低用量アスピリン関連小腸粘膜傷害に対するLactobacillus caseiの有用性:カプセル内視鏡を用いた前向きランダム化比較試験

演者 遠藤 宏樹(横浜市立大附属病院・内視鏡センター)
共同演者 日暮 琢磨(横浜市立大附属病院・内視鏡センター), 中島 淳(横浜市立大附属病院・内視鏡センター)

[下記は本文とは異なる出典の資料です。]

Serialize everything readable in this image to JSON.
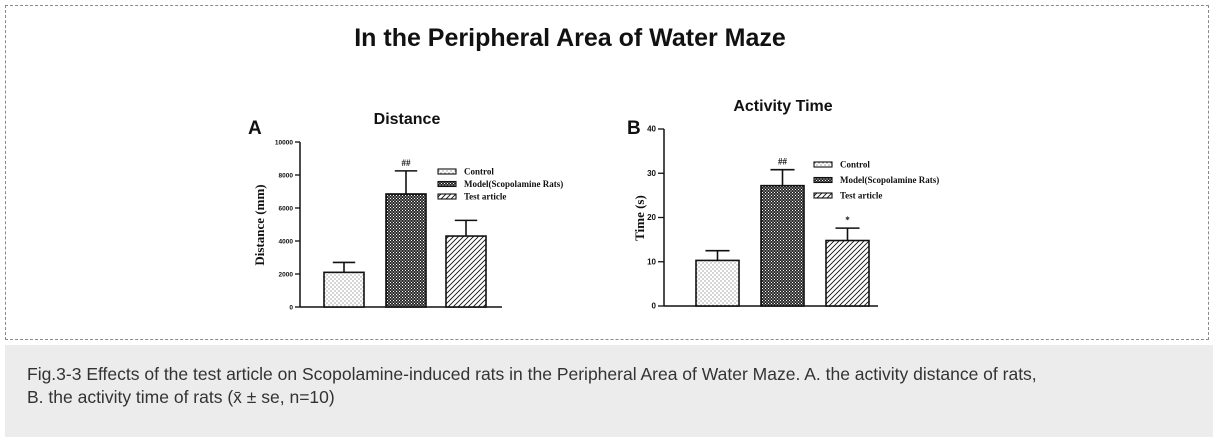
{
  "main_title": "In the Peripheral Area of Water Maze",
  "caption": {
    "line1": "Fig.3-3 Effects of the test article on Scopolamine-induced rats in the Peripheral Area of Water Maze. A. the activity distance of rats,",
    "line2": "B. the activity time of rats (x̄ ± se, n=10)"
  },
  "chart_data": [
    {
      "type": "bar",
      "panel": "A",
      "title": "Distance",
      "xlabel": "",
      "ylabel": "Distance (mm)",
      "ylim": [
        0,
        10000
      ],
      "yticks": [
        0,
        2000,
        4000,
        6000,
        8000,
        10000
      ],
      "ytick_labels": [
        "0",
        "2000",
        "4000",
        "6000",
        "8000",
        "10000"
      ],
      "categories": [
        "Control",
        "Model(Scopolamine Rats)",
        "Test article"
      ],
      "values": [
        2100,
        6850,
        4300
      ],
      "errors": [
        600,
        1400,
        950
      ],
      "annotations": [
        "",
        "##",
        ""
      ],
      "legend": [
        "Control",
        "Model(Scopolamine Rats)",
        "Test article"
      ],
      "legend_position": "top-right",
      "grid": false
    },
    {
      "type": "bar",
      "panel": "B",
      "title": "Activity Time",
      "xlabel": "",
      "ylabel": "Time (s)",
      "ylim": [
        0,
        40
      ],
      "yticks": [
        0,
        10,
        20,
        30,
        40
      ],
      "ytick_labels": [
        "0",
        "10",
        "20",
        "30",
        "40"
      ],
      "categories": [
        "Control",
        "Model(Scopolamine Rats)",
        "Test article"
      ],
      "values": [
        10.3,
        27.2,
        14.8
      ],
      "errors": [
        2.2,
        3.6,
        2.8
      ],
      "annotations": [
        "",
        "##",
        "*"
      ],
      "legend": [
        "Control",
        "Model(Scopolamine Rats)",
        "Test article"
      ],
      "legend_position": "top-right",
      "grid": false
    }
  ]
}
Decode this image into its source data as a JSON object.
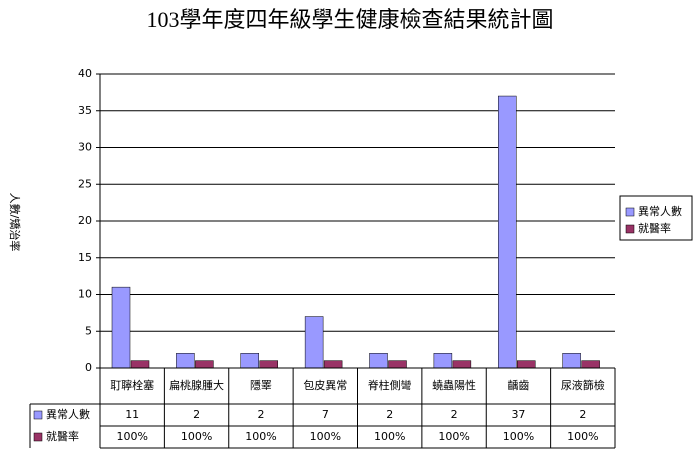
{
  "chart_data": {
    "type": "bar",
    "title": "103學年度四年級學生健康檢查結果統計圖",
    "y_label": "人數/矯治率",
    "categories": [
      "耵聹栓塞",
      "扁桃腺腫大",
      "隱睪",
      "包皮異常",
      "脊柱側彎",
      "蟯蟲陽性",
      "齲齒",
      "尿液篩檢"
    ],
    "series": [
      {
        "name": "異常人數",
        "color": "#9999ff",
        "values": [
          11,
          2,
          2,
          7,
          2,
          2,
          37,
          2
        ]
      },
      {
        "name": "就醫率",
        "color": "#993366",
        "values": [
          1,
          1,
          1,
          1,
          1,
          1,
          1,
          1
        ],
        "value_labels": [
          "100%",
          "100%",
          "100%",
          "100%",
          "100%",
          "100%",
          "100%",
          "100%"
        ]
      }
    ],
    "ylim": [
      0,
      40
    ],
    "yticks": [
      0,
      5,
      10,
      15,
      20,
      25,
      30,
      35,
      40
    ],
    "grid": true,
    "legend": "right"
  }
}
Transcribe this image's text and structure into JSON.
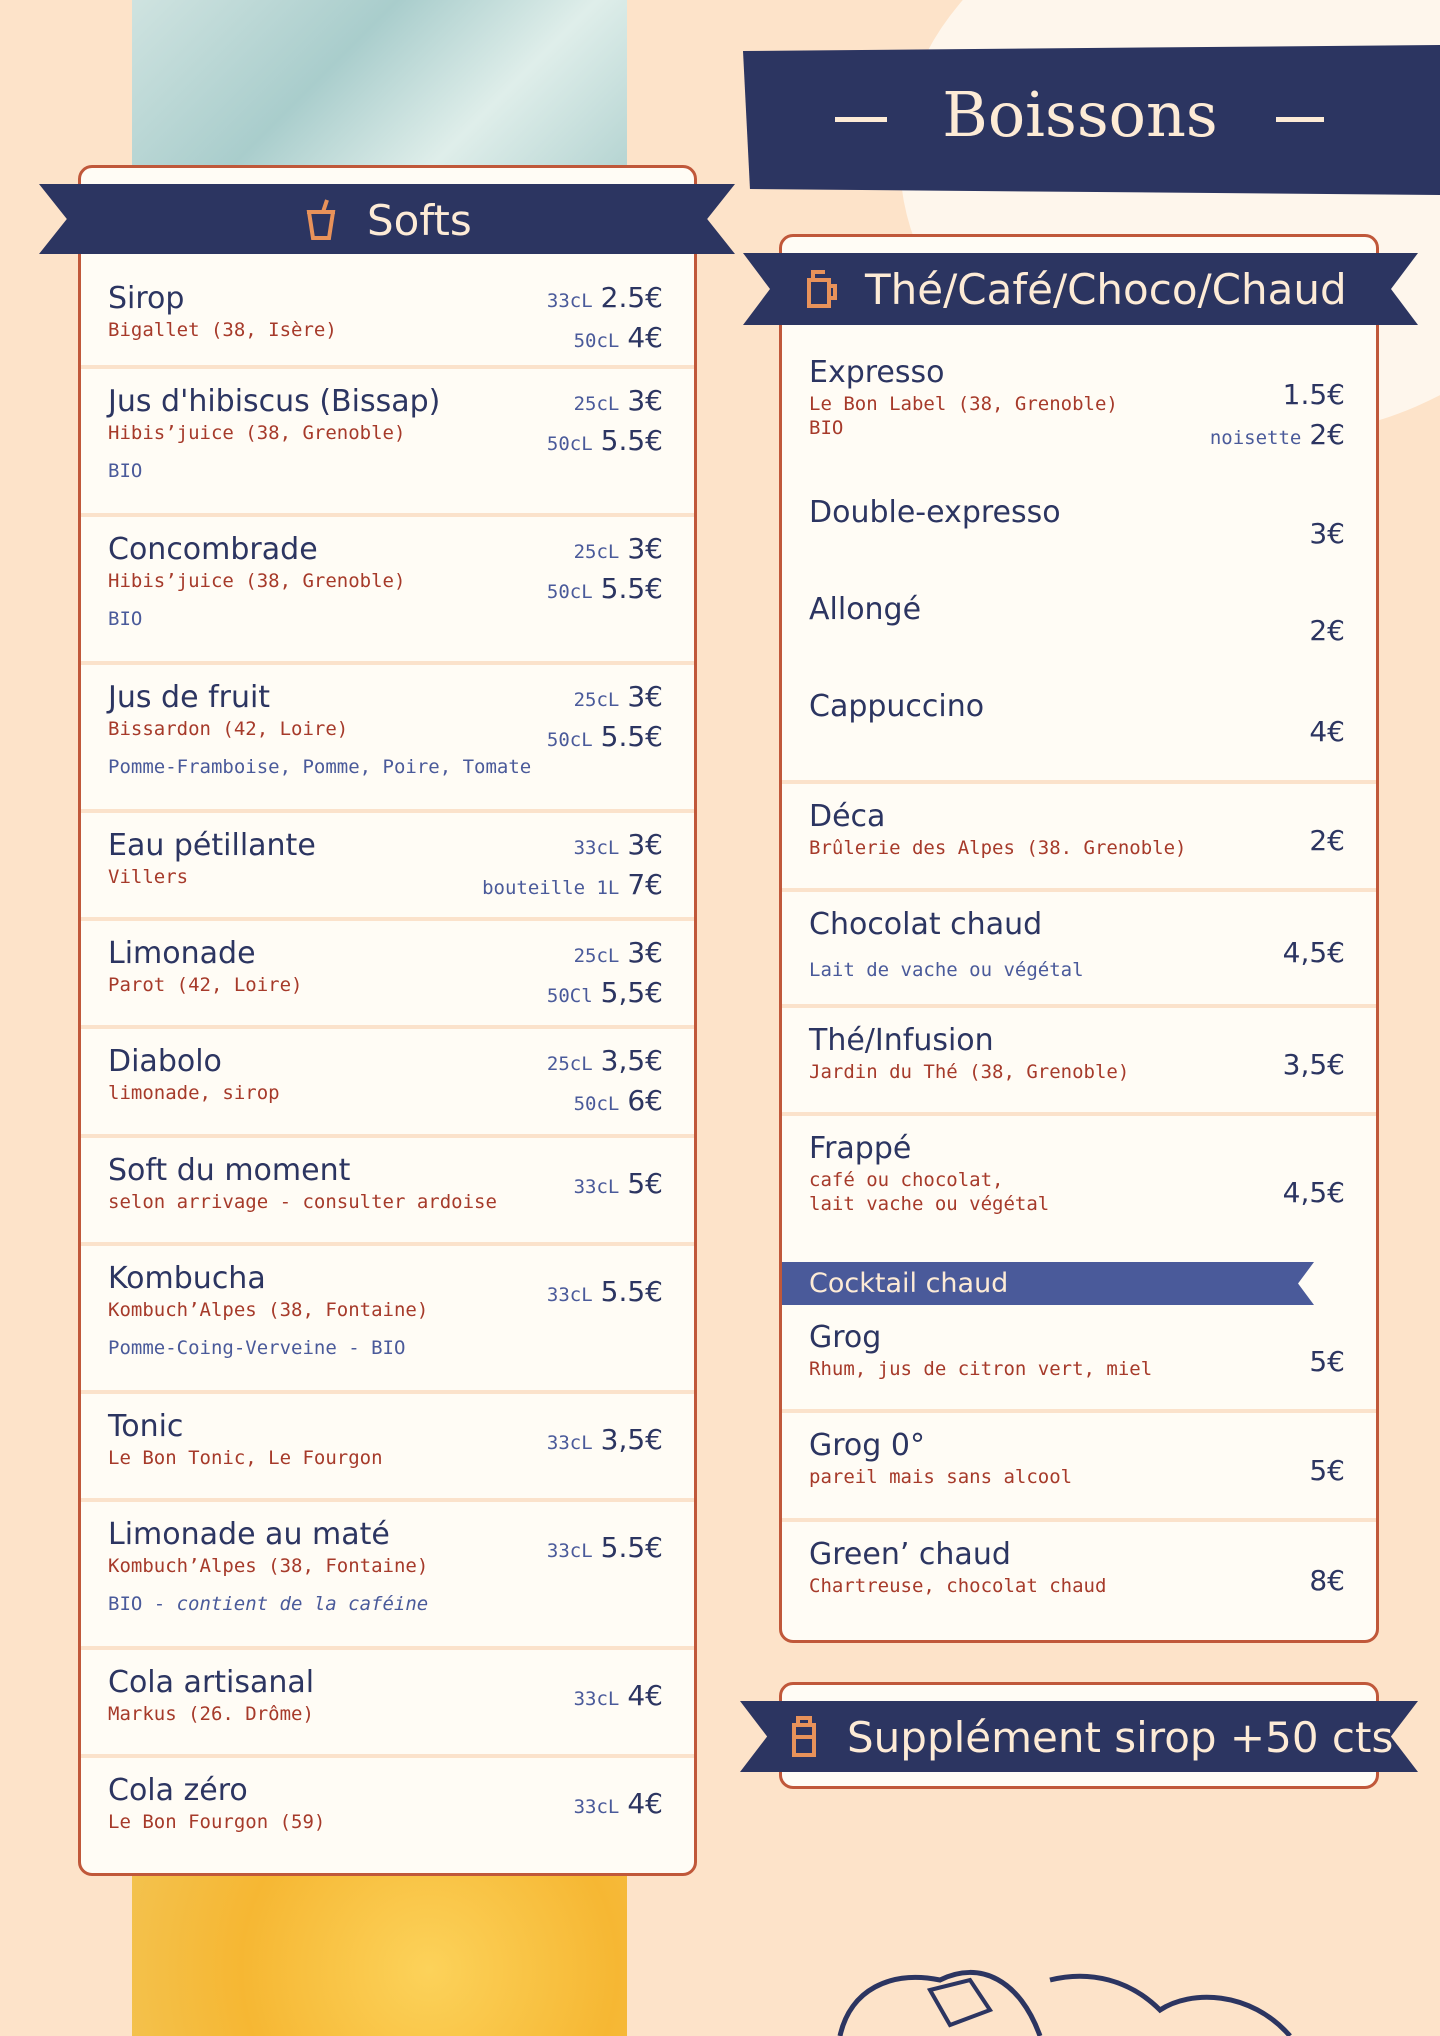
{
  "title": "Boissons",
  "softs": {
    "title": "Softs",
    "items": [
      {
        "name": "Sirop",
        "origin": [
          "Bigallet (38, Isère)"
        ],
        "prices": [
          {
            "size": "33cL",
            "price": "2.5€"
          },
          {
            "size": "50cL",
            "price": "4€"
          }
        ]
      },
      {
        "name": "Jus d'hibiscus (Bissap)",
        "origin": [
          "Hibis’juice (38, Grenoble)"
        ],
        "note": [
          {
            "text": "BIO"
          }
        ],
        "prices": [
          {
            "size": "25cL",
            "price": "3€"
          },
          {
            "size": "50cL",
            "price": "5.5€"
          }
        ]
      },
      {
        "name": "Concombrade",
        "origin": [
          "Hibis’juice (38, Grenoble)"
        ],
        "note": [
          {
            "text": "BIO"
          }
        ],
        "prices": [
          {
            "size": "25cL",
            "price": "3€"
          },
          {
            "size": "50cL",
            "price": "5.5€"
          }
        ]
      },
      {
        "name": "Jus de fruit",
        "origin": [
          "Bissardon (42, Loire)"
        ],
        "note": [
          {
            "text": "Pomme-Framboise, Pomme, Poire, Tomate"
          }
        ],
        "prices": [
          {
            "size": "25cL",
            "price": "3€"
          },
          {
            "size": "50cL",
            "price": "5.5€"
          }
        ]
      },
      {
        "name": "Eau pétillante",
        "origin": [
          "Villers"
        ],
        "prices": [
          {
            "size": "33cL",
            "price": "3€"
          },
          {
            "size": "bouteille 1L",
            "price": "7€"
          }
        ]
      },
      {
        "name": "Limonade",
        "origin": [
          "Parot (42, Loire)"
        ],
        "prices": [
          {
            "size": "25cL",
            "price": "3€"
          },
          {
            "size": "50Cl",
            "price": "5,5€"
          }
        ]
      },
      {
        "name": "Diabolo",
        "origin": [
          "limonade, sirop"
        ],
        "prices": [
          {
            "size": "25cL",
            "price": "3,5€"
          },
          {
            "size": "50cL",
            "price": "6€"
          }
        ]
      },
      {
        "name": "Soft du moment",
        "origin": [
          "selon arrivage - consulter ardoise"
        ],
        "prices": [
          {
            "size": "33cL",
            "price": "5€"
          }
        ]
      },
      {
        "name": "Kombucha",
        "origin": [
          "Kombuch’Alpes (38, Fontaine)"
        ],
        "note": [
          {
            "text": "Pomme-Coing-Verveine - BIO"
          }
        ],
        "prices": [
          {
            "size": "33cL",
            "price": "5.5€"
          }
        ]
      },
      {
        "name": "Tonic",
        "origin": [
          "Le Bon Tonic, Le Fourgon"
        ],
        "prices": [
          {
            "size": "33cL",
            "price": "3,5€"
          }
        ]
      },
      {
        "name": "Limonade au maté",
        "origin": [
          "Kombuch’Alpes (38, Fontaine)"
        ],
        "note": [
          {
            "text": "BIO -"
          },
          {
            "text": "contient de la caféine",
            "italic": true
          }
        ],
        "prices": [
          {
            "size": "33cL",
            "price": "5.5€"
          }
        ]
      },
      {
        "name": "Cola artisanal",
        "origin": [
          "Markus (26. Drôme)"
        ],
        "prices": [
          {
            "size": "33cL",
            "price": "4€"
          }
        ]
      },
      {
        "name": "Cola zéro",
        "origin": [
          "Le Bon Fourgon (59)"
        ],
        "prices": [
          {
            "size": "33cL",
            "price": "4€"
          }
        ]
      }
    ]
  },
  "hot": {
    "title": "Thé/Café/Choco/Chaud",
    "items": [
      {
        "name": "Expresso",
        "origin": [
          "Le Bon Label (38, Grenoble)",
          "BIO"
        ],
        "prices": [
          {
            "price": "1.5€"
          },
          {
            "size": "noisette",
            "price": "2€"
          }
        ]
      },
      {
        "name": "Double-expresso",
        "prices": [
          {
            "price": "3€"
          }
        ]
      },
      {
        "name": "Allongé",
        "prices": [
          {
            "price": "2€"
          }
        ]
      },
      {
        "name": "Cappuccino",
        "prices": [
          {
            "price": "4€"
          }
        ]
      },
      {
        "name": "Déca",
        "origin": [
          "Brûlerie des Alpes (38. Grenoble)"
        ],
        "prices": [
          {
            "price": "2€"
          }
        ]
      },
      {
        "name": "Chocolat chaud",
        "note": [
          {
            "text": "Lait de vache ou végétal"
          }
        ],
        "prices": [
          {
            "price": "4,5€"
          }
        ]
      },
      {
        "name": "Thé/Infusion",
        "origin": [
          "Jardin du Thé (38, Grenoble)"
        ],
        "prices": [
          {
            "price": "3,5€"
          }
        ]
      },
      {
        "name": "Frappé",
        "origin": [
          "café ou chocolat,",
          "lait vache ou végétal"
        ],
        "prices": [
          {
            "price": "4,5€"
          }
        ]
      }
    ],
    "cocktail": {
      "title": "Cocktail chaud",
      "items": [
        {
          "name": "Grog",
          "origin": [
            "Rhum, jus de citron vert, miel"
          ],
          "prices": [
            {
              "price": "5€"
            }
          ]
        },
        {
          "name": "Grog 0°",
          "origin": [
            "pareil mais sans alcool"
          ],
          "prices": [
            {
              "price": "5€"
            }
          ]
        },
        {
          "name": "Green’ chaud",
          "origin": [
            "Chartreuse, chocolat chaud"
          ],
          "prices": [
            {
              "price": "8€"
            }
          ]
        }
      ]
    }
  },
  "supplement": "Supplément sirop +50 cts"
}
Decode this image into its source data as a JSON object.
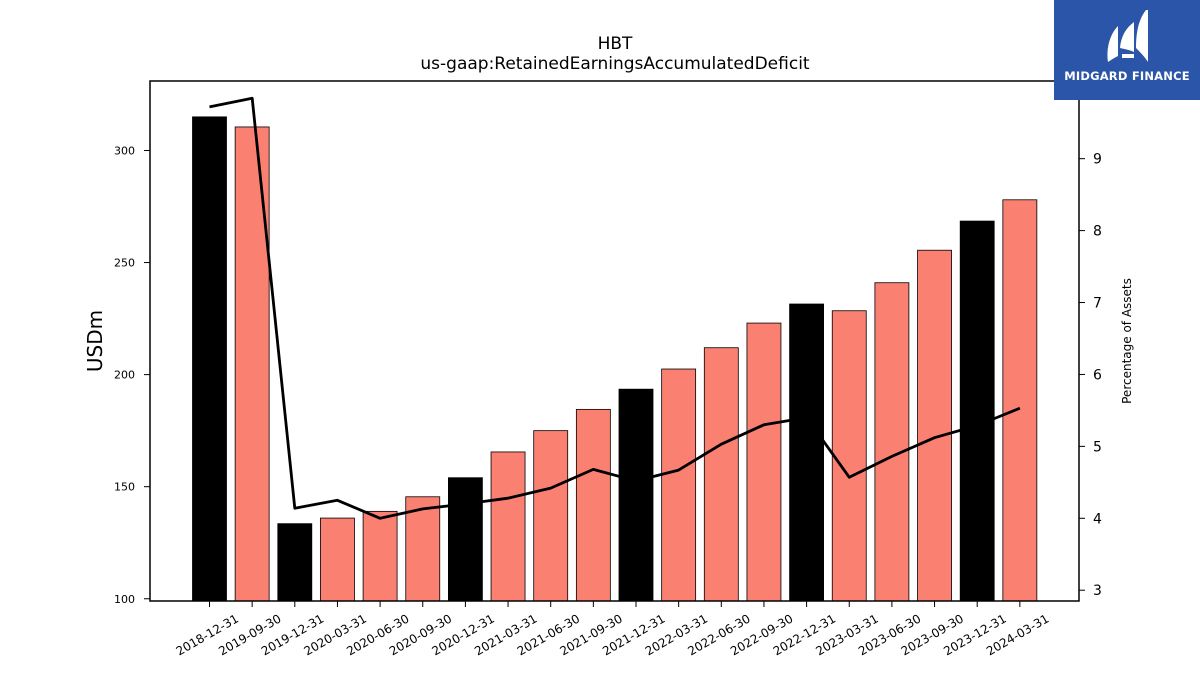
{
  "chart_data": {
    "type": "bar",
    "title": "HBT",
    "subtitle": "us-gaap:RetainedEarningsAccumulatedDeficit",
    "ylabel": "USDm",
    "y2label": "Percentage of Assets",
    "categories": [
      "2018-12-31",
      "2019-09-30",
      "2019-12-31",
      "2020-03-31",
      "2020-06-30",
      "2020-09-30",
      "2020-12-31",
      "2021-03-31",
      "2021-06-30",
      "2021-09-30",
      "2021-12-31",
      "2022-03-31",
      "2022-06-30",
      "2022-09-30",
      "2022-12-31",
      "2023-03-31",
      "2023-06-30",
      "2023-09-30",
      "2023-12-31",
      "2024-03-31"
    ],
    "series": [
      {
        "type": "bar",
        "values": [
          315.0,
          310.5,
          133.5,
          136.0,
          139.0,
          145.5,
          154.0,
          165.5,
          175.0,
          184.5,
          193.5,
          202.5,
          212.0,
          223.0,
          231.5,
          228.5,
          241.0,
          255.5,
          268.5,
          278.0
        ],
        "colors": [
          "#000000",
          "#fa8072",
          "#000000",
          "#fa8072",
          "#fa8072",
          "#fa8072",
          "#000000",
          "#fa8072",
          "#fa8072",
          "#fa8072",
          "#000000",
          "#fa8072",
          "#fa8072",
          "#fa8072",
          "#000000",
          "#fa8072",
          "#fa8072",
          "#fa8072",
          "#000000",
          "#fa8072"
        ]
      },
      {
        "type": "line",
        "axis": "right",
        "color": "#000000",
        "values": [
          9.72,
          9.84,
          4.14,
          4.25,
          4.0,
          4.13,
          4.2,
          4.28,
          4.42,
          4.68,
          4.52,
          4.67,
          5.03,
          5.3,
          5.4,
          4.57,
          4.86,
          5.12,
          5.29,
          5.53
        ]
      }
    ],
    "ylim": [
      99,
      331
    ],
    "yticks": [
      100,
      150,
      200,
      250,
      300
    ],
    "y2lim": [
      2.85,
      10.08
    ],
    "y2ticks": [
      3,
      4,
      5,
      6,
      7,
      8,
      9
    ],
    "grid": false,
    "legend": "none"
  },
  "logo": {
    "text": "MIDGARD FINANCE",
    "background": "#2b55a8"
  }
}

抄録 【目的】腸内細菌がNSAIDや低用量アスピリン(LDA)による小腸傷害の発生や増悪に関与することが知られており、プロバイオティクスを用いた細菌叢修飾による治療・予防が注目されている。今回、LDA関連小腸傷害に対するプロバイオティクスの効果をカプセル内視鏡(CE)で評価した。【方法】原因不明貧血精査目的でCEを施行したLDA常用(≧3ヵ月)者のうちPPI併用の35例を対象とし、小腸血管拡張症の所見を認めた4例とCEが盲腸まで到達しなかった2例を除外した29例を無作為に2群に割当てた。介入として対照群には無投薬、プロバイオティクス群(Pb群)にはLactobacillus caseiを3ヵ月間投与しCE再検にて粘膜変化を評価した。粘膜所見を調べ、さらにCE スコアを解析した。CEスコアは小腸粘膜炎症変化を絨毛所見、潰瘍と狭窄を基にスコア化したもので、最終スコアで正常(<135点)、軽症(135~790点)、中等症/重症(≧790点)に分類される。Hb値も比較した。【成績】ランダム化後LDA中止などで除外となった4例を除く対照群12例、Pb群13例で比較検討した。投薬による有害事象発生はなかった。介入前後のびらん・潰瘍数は対照群(前:中央値3、後:中央値3;P=0.859)では差がなかったのに対し、Pb群では有意な差を認めた(前:中央値3、後:中央値1;P=0.008)。また介入前から後へのびらん・潰瘍数の変化は対照群(中央値:0.5)と比べPb群(中央値:-2)で有意に大きかった(P=0.039)。介入前後のCEスコアは対照群で差を認めなかった(前:中央値348、後:中央値340;P=0.875)のに対し、Pb群では有意な差を認めた(前:340、後:143;P=0.004)。Pb群で中等症/重症だった2例は両者軽症へ、軽症10例のうち5例が正常へ改善した。Hb値はPb群においてのみ有意な上昇を認めた(P=0.002)。【結論】本研究はLDA常用者の小腸傷害治療に関する初めての前向きランダム化比較試験である。プロバイオティック療法はLDA関連小腸傷害に有用かつ安全な治療である可能性が示唆された。